Un autre éditorialiste, Ezzeddine Choukri Fescher, écrivain et diplomate, revient dans Al-Masry Al-Youm sur le sujet d’une autre manière en signifiant aux décideurs que la révolution n’est pas seulement l’affaire des activistes. « Ceux qui ont soutenu la révolution sont le fonctionnaire qui en a marre de l’échec qui gangrène son ministère : la corruption, l’injustice dans la répartition des primes, le travail sans consistance qu’il est obligé de faire semblant de faire et le salaire médiocre qu’il reçoit et qui l’oblige à chercher d’autres moyens de subsistance. C’est aussi le patron petit ou grand qui étouffe sous la bureaucratie et le mécénat qu’elle génère. Ce sont les femmes en charge de famille qui sont écrasées par les institutions de l’Etat. Ceux qui soutiennent la révolution sont animés par un seul rêve : se retrouver un Etat compétent, logique, juste et humain », dit-il.

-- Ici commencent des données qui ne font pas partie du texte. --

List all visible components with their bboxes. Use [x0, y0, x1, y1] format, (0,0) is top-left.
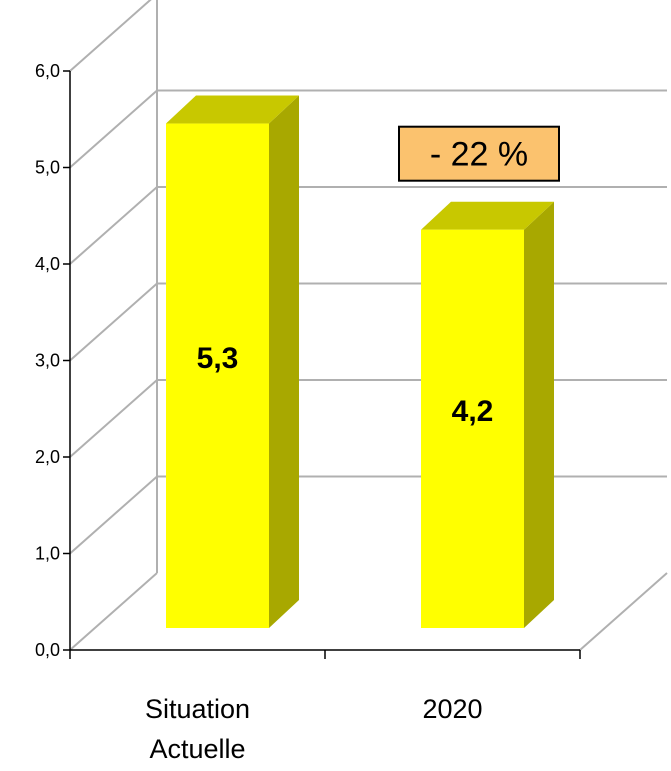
- data-label: 5,3: [197, 342, 239, 375]
- gridline-depth: [69, 89, 158, 169]
- bar-front: [166, 123, 269, 629]
- gridline-depth: [69, 0, 152, 72]
- x-category-label: Actuelle: [149, 734, 245, 764]
- grid-layer: [69, 0, 668, 651]
- bar-front: [421, 229, 524, 628]
- x-category-label: 2020: [422, 694, 482, 724]
- bar-side: [269, 95, 299, 629]
- y-tick-label: 5,0: [35, 158, 60, 178]
- annotation-callout: - 22 %: [398, 125, 560, 182]
- y-tick-label: 1,0: [35, 544, 60, 564]
- gridline-depth: [69, 186, 158, 265]
- bar-2: [421, 201, 554, 628]
- bar-top: [421, 201, 554, 230]
- bar-layer: [166, 95, 554, 629]
- bar-top: [166, 95, 299, 124]
- y-tick-label: 4,0: [35, 254, 60, 274]
- gridline-depth: [69, 379, 158, 458]
- x-category-label: Situation: [145, 694, 250, 724]
- y-tick-label: 0,0: [35, 640, 60, 660]
- y-tick-label: 2,0: [35, 447, 60, 467]
- gridline-depth: [69, 282, 158, 362]
- label-layer: 5,3 Situation Actuelle 4,2 2020: [145, 342, 493, 764]
- y-tick-label: 6,0: [35, 61, 60, 81]
- data-label: 4,2: [452, 395, 494, 428]
- gridline-depth: [69, 475, 158, 555]
- axis-layer: 0,0 1,0 2,0 3,0 4,0 5,0 6,0: [35, 61, 581, 660]
- y-tick-label: 3,0: [35, 351, 60, 371]
- bar-1: [166, 95, 299, 629]
- bar-side: [524, 201, 554, 628]
- floor-right-edge: [579, 572, 668, 651]
- gridline-depth: [69, 572, 158, 651]
- annotation-text: - 22 %: [430, 136, 528, 174]
- annotation-box: [398, 125, 560, 182]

Dans son article, Waël Gamal se réfère au livre du conférencier Adam Hanieh à la faculté des études orientales et africaines SOAS (University of London), publié aux Etats-Unis et intitulé Les Questions du capitalisme au Moyen-Orient. Gamal explique que l’auteur a critiqué la vision selon laquelle les soulèvements populaires qui ont secoué le monde arabe sont des révolutions qui tournent dans l’axe de la démocratie et la dictature. « Pour Hanieh, la répartition injuste des richesses n’est pas la conséquence d’une politique économique mauvaise ou d’une manigance des élites, mais l’évidence des marchés capitalistes eux-mêmes … Les trois dernières décennies ont témoigné d’un recul des droits économiques et sociaux comme conséquences directes des politiques libérales nouvelles. Et les plus touchés ce sont les jeunes condamnés à un avenir de chômage ou de travail mal rémunéré et d’exclusion sociale », écrit Gamal.

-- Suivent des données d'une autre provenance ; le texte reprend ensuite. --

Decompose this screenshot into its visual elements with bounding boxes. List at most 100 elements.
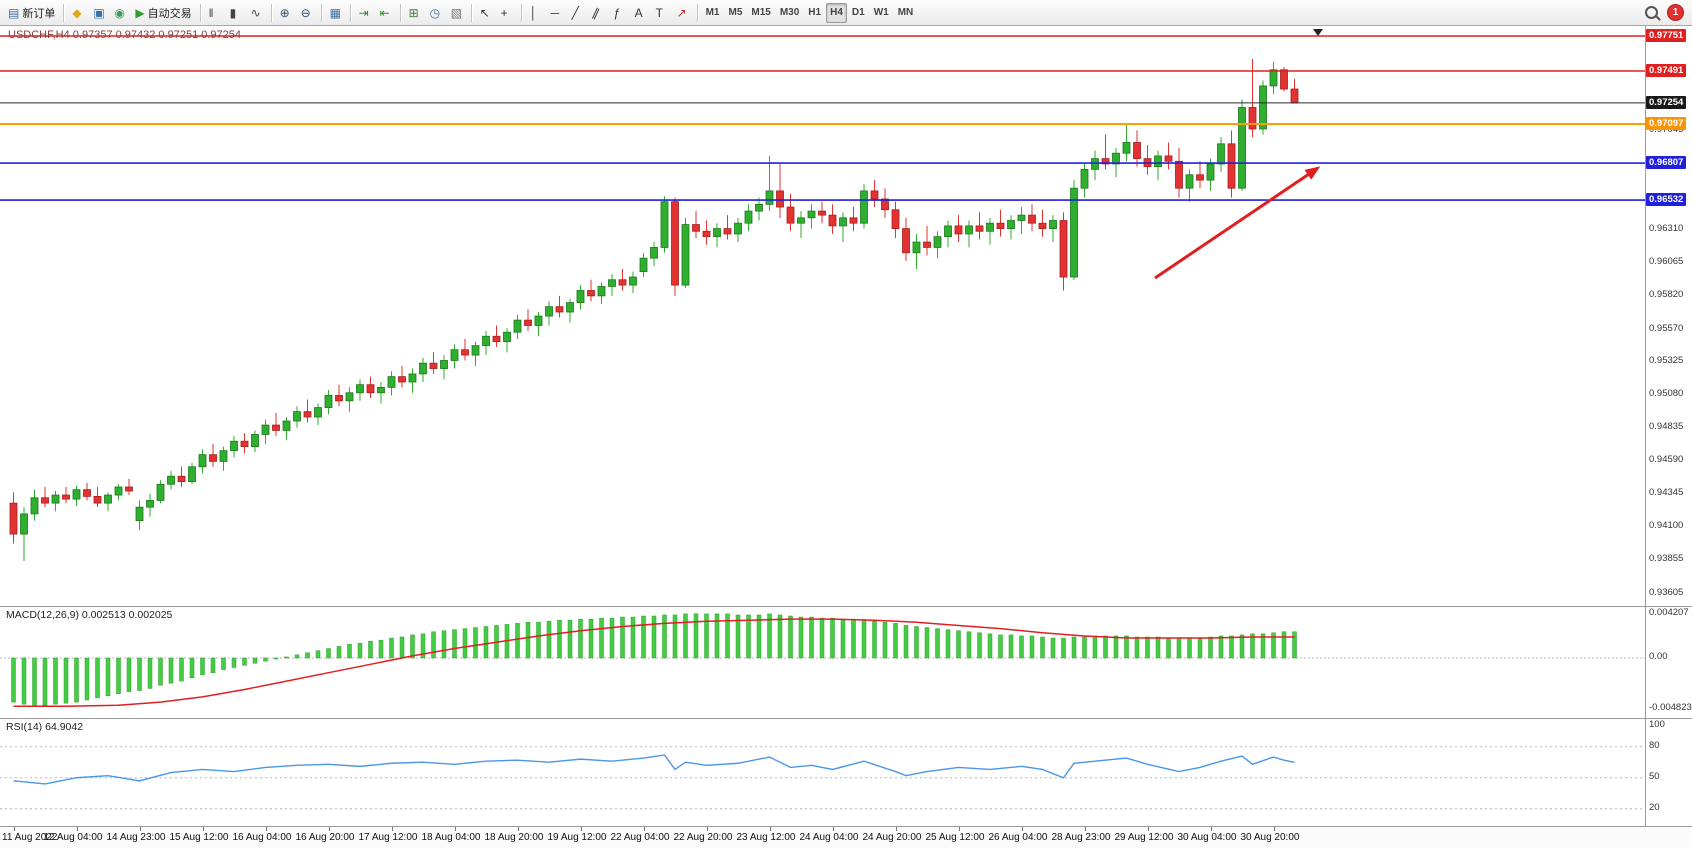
scale-tick-label: 0.94345 xyxy=(1649,487,1684,499)
time-axis-label: 11 Aug 2022 xyxy=(2,832,58,843)
time-tick-mark xyxy=(139,827,141,831)
templates-menu-icon: ▧ xyxy=(450,5,462,20)
time-axis-label: 19 Aug 12:00 xyxy=(547,832,607,843)
trend-arrow-annotation[interactable] xyxy=(1154,166,1321,280)
timeframe-m30-button[interactable]: M30 xyxy=(776,3,803,23)
timeframe-m5-label: M5 xyxy=(728,7,743,18)
timeframe-m1-label: M1 xyxy=(705,7,720,18)
zoom-out-button[interactable]: ⊖ xyxy=(297,3,317,23)
time-tick-mark xyxy=(517,827,519,831)
autotrading-button[interactable]: ▶ 自动交易 xyxy=(131,3,195,23)
price-scale[interactable]: 0.970450.963100.960650.958200.955700.953… xyxy=(1645,26,1692,826)
bar-chart-button[interactable]: ‖ xyxy=(205,3,225,23)
time-tick-mark xyxy=(769,827,771,831)
chart-shift-button[interactable]: ⇤ xyxy=(376,3,396,23)
trendline-icon: ╱ xyxy=(571,5,579,20)
new-order-button[interactable]: ▤ 新订单 xyxy=(4,3,59,23)
text-label-icon: T xyxy=(655,5,663,20)
cursor-button[interactable]: ↖ xyxy=(476,3,496,23)
time-tick-mark xyxy=(1147,827,1149,831)
timeframe-d1-button[interactable]: D1 xyxy=(848,3,869,23)
toolbar-separator xyxy=(63,3,65,22)
scale-tick-label: 0.96310 xyxy=(1649,222,1684,234)
timeframe-m5-button[interactable]: M5 xyxy=(724,3,746,23)
autotrading-label: 自动交易 xyxy=(147,7,192,20)
vertical-line-button[interactable]: │ xyxy=(526,3,546,23)
time-axis-label: 16 Aug 20:00 xyxy=(295,832,355,843)
toolbar-separator xyxy=(199,3,201,22)
auto-scroll-button[interactable]: ⇥ xyxy=(355,3,375,23)
toolbar-separator xyxy=(696,3,698,22)
text-label-button[interactable]: T xyxy=(652,3,672,23)
timeframe-m30-label: M30 xyxy=(779,7,800,18)
chart-title: USDCHF,H4 0.97357 0.97432 0.97251 0.9725… xyxy=(8,29,241,41)
macd-histogram xyxy=(11,613,1297,707)
tile-windows-icon: ▦ xyxy=(329,5,341,20)
time-tick-mark xyxy=(76,827,78,831)
timeframe-w1-button[interactable]: W1 xyxy=(870,3,893,23)
timeframe-h4-button[interactable]: H4 xyxy=(826,2,847,23)
periods-menu-icon: ◷ xyxy=(429,5,441,20)
line-chart-icon: ∿ xyxy=(250,5,261,20)
rsi-chart-area[interactable] xyxy=(0,718,1645,826)
horizontal-price-lines[interactable] xyxy=(0,35,1645,201)
strategy-tester-button[interactable]: ◉ xyxy=(110,3,130,23)
fibonacci-button[interactable]: ƒ xyxy=(610,3,630,23)
panel-splitter[interactable] xyxy=(0,718,1692,719)
data-window-button[interactable]: ▣ xyxy=(89,3,109,23)
time-scale[interactable]: 11 Aug 2022 12 Aug 04:00 14 Aug 23:00 15 Au… xyxy=(0,826,1692,848)
timeframe-m15-button[interactable]: M15 xyxy=(747,3,774,23)
candlestick-chart-button[interactable]: ▮ xyxy=(226,3,246,23)
templates-menu-button[interactable]: ▧ xyxy=(447,3,467,23)
scale-tick-label: -0.004823 xyxy=(1649,701,1692,713)
toolbar-separator xyxy=(320,3,322,22)
chart-end-marker[interactable] xyxy=(1313,29,1323,36)
tile-windows-button[interactable]: ▦ xyxy=(326,3,346,23)
price-line-badge: 0.96532 xyxy=(1646,193,1687,207)
price-chart-area[interactable] xyxy=(0,26,1645,606)
timeframe-h1-label: H1 xyxy=(808,7,822,18)
zoom-in-icon: ⊕ xyxy=(279,5,290,20)
scale-tick-label: 0.94590 xyxy=(1649,454,1684,466)
rsi-label: RSI(14) 64.9042 xyxy=(6,721,83,733)
indicators-menu-button[interactable]: ⊞ xyxy=(405,3,425,23)
price-line-badge: 0.97751 xyxy=(1646,28,1687,42)
new-order-label: 新订单 xyxy=(22,7,56,20)
time-tick-mark xyxy=(202,827,204,831)
metaeditor-button[interactable]: ◆ xyxy=(68,3,88,23)
periods-menu-button[interactable]: ◷ xyxy=(426,3,446,23)
timeframe-m1-button[interactable]: M1 xyxy=(702,3,724,23)
timeframe-h1-button[interactable]: H1 xyxy=(804,3,825,23)
equidistant-channel-button[interactable]: ∥ xyxy=(589,3,609,23)
zoom-in-button[interactable]: ⊕ xyxy=(276,3,296,23)
scale-tick-label: 0.93855 xyxy=(1649,553,1684,565)
macd-label: MACD(12,26,9) 0.002513 0.002025 xyxy=(6,609,172,621)
time-axis-label: 30 Aug 04:00 xyxy=(1177,832,1237,843)
timeframe-mn-button[interactable]: MN xyxy=(894,3,918,23)
panel-splitter[interactable] xyxy=(0,606,1692,607)
toolbar-separator xyxy=(470,3,472,22)
scale-tick-label: 100 xyxy=(1649,719,1665,730)
macd-chart-area[interactable] xyxy=(0,606,1645,718)
scale-tick-label: 0.95325 xyxy=(1649,355,1684,367)
text-button[interactable]: A xyxy=(631,3,651,23)
line-chart-button[interactable]: ∿ xyxy=(247,3,267,23)
trendline-button[interactable]: ╱ xyxy=(568,3,588,23)
crosshair-button[interactable]: + xyxy=(497,3,517,23)
search-button[interactable] xyxy=(1641,3,1662,23)
arrows-button[interactable]: ↗ xyxy=(673,3,693,23)
data-window-icon: ▣ xyxy=(93,5,105,20)
indicators-menu-icon: ⊞ xyxy=(408,5,419,20)
time-tick-mark xyxy=(391,827,393,831)
horizontal-line-button[interactable]: ─ xyxy=(547,3,567,23)
horizontal-line-icon: ─ xyxy=(550,5,560,20)
time-tick-mark xyxy=(958,827,960,831)
rsi-line xyxy=(13,754,1295,785)
toolbar: ▤ 新订单 ◆ ▣ ◉ ▶ 自动交易 ‖ ▮ ∿ ⊕ ⊖ ▦ ⇥ ⇤ ⊞ ◷ ▧ ↖ + │ ─ ╱ ∥ ƒ A T ↗ M1 M5 M15… xyxy=(0,0,1692,26)
time-axis-label: 25 Aug 12:00 xyxy=(925,832,985,843)
time-tick-mark xyxy=(1210,827,1212,831)
time-tick-mark xyxy=(1021,827,1023,831)
notification-badge[interactable]: 1 xyxy=(1667,4,1684,21)
time-axis-label: 12 Aug 04:00 xyxy=(43,832,103,843)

Le zoo microcosme de l’échec
Sur la même lancée, le très libéral Emadeddine Adib se penche, quant à lui, sur la girafe Roky du zoo du Caire, morte en début de semaine et dont la cause du décès était attribuée par les responsables à un suicide : « Nous ne saurons pas qui est le responsable du suicide de la girafe Roky, et il est fort probable que le rapport de la commission vétérinaire constituée pour connaître les causes de sa mort finira par révéler qu’elle souffrait de dépression depuis l’époque de Morsi et qu’elle s’est suicidée lorsqu’elle a découvert que les révolutions du 25 janvier et du 30 juin ne réaliseraient pas ses aspirations : Pain, liberté et justice sociale », ironise-t-il dans le quotidien Al-Watan. « Tout ce qui importe est que la responsabilité ne retombe pas sur une quelconque administration gouvernementale. Et du coup, l’affaire du suicide de la girafe sera classée, comme l’accident du train de Dahchour, le vol Egyptair qui a explosé à peine parti de New York, la défaite de la sélection nationale de football devant le Ghana 6 à 1, l’assassinat des soldats de l’armée à Rafah il y a un an, et même la défaite de 1967. Qui est responsable du taux de 45 % d’analphabétisme et qui est responsable de la faible productivité de l’Egyptien estimée à 27 minutes par jour ? Qui est responsable du fait que la moitié de la campagne égyptienne n’est pourvue ni d’eau potable, ni d’électricité, et qui est responsable de l’aggravement continu de la pauvreté et des quartiers anarchiques autour du Grand Caire ? Dire donc que la girafe s’est suicidée est la plus simple des explications à l’égyptienne », poursuit Adib.